Health Minister Brad Hazzard has also shared his concern by urging people to get their vaccine booster shot as statistics show that deaths are disproportionately high among those who have not been triple vaccinated.

“For example, if you’ve had two (doses), or one and you haven’t had your full three — to put it bluntly, you’re crazy,” Hazzard said Tuesday.

“That’s what’s going to make a difference in stopping, or at least reducing, the chances of you ending up in the hospital or maybe dying.”

These statistics are very real to people like Sarah, who say a community approach is needed to keep everyone safe.

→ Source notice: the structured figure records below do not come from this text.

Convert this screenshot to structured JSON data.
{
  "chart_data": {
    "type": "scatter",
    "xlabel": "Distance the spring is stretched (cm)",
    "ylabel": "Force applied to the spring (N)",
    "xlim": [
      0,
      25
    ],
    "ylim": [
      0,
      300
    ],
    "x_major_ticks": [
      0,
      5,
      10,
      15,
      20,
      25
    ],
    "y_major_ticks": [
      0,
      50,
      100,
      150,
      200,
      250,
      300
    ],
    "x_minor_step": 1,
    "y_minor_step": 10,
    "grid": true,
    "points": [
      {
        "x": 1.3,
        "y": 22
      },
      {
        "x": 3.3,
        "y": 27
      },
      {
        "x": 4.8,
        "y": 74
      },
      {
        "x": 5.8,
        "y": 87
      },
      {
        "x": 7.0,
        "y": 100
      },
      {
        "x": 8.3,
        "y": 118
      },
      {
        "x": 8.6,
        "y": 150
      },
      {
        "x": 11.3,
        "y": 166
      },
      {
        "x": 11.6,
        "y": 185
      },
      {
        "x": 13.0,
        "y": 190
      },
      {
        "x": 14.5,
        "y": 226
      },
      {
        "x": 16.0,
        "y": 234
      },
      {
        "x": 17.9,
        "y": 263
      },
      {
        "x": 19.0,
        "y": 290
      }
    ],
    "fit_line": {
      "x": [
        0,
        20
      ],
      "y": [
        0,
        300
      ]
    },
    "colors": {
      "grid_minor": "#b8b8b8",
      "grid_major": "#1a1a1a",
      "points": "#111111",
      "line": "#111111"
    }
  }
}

“I think since all other rules have been relaxed, everyone is just making wearing a mask an option rather than a requirement,” she said.

“I’ve never heard of so many people being fined as when we were first allowed out, so it’s not surprising that people are relaxed about the rules.”

Third wave expected to peak in the coming months

The seemingly relaxed attitude among commuters comes as health experts predict NSW is heading for a resurgence in COVID-19 cases, driven by Omicron subvariants.

Chant expects the state’s third wave to peak in late July and early August at levels comparable to January when the virus raged.

NSW has recorded 1,232 COVID-19-related deaths this year, 56 percent of which were people who had not received three doses of vaccine.

Some people missed their third shot because they were busy or thought the pandemic was over, Hazzard said.

“They are wrong on both counts,” he said.

The increase in cases is driven by two immune-evasive Omicron subvariants, BA.4 and BA.5, and health experts believe the number of cases and deaths will continue to grow.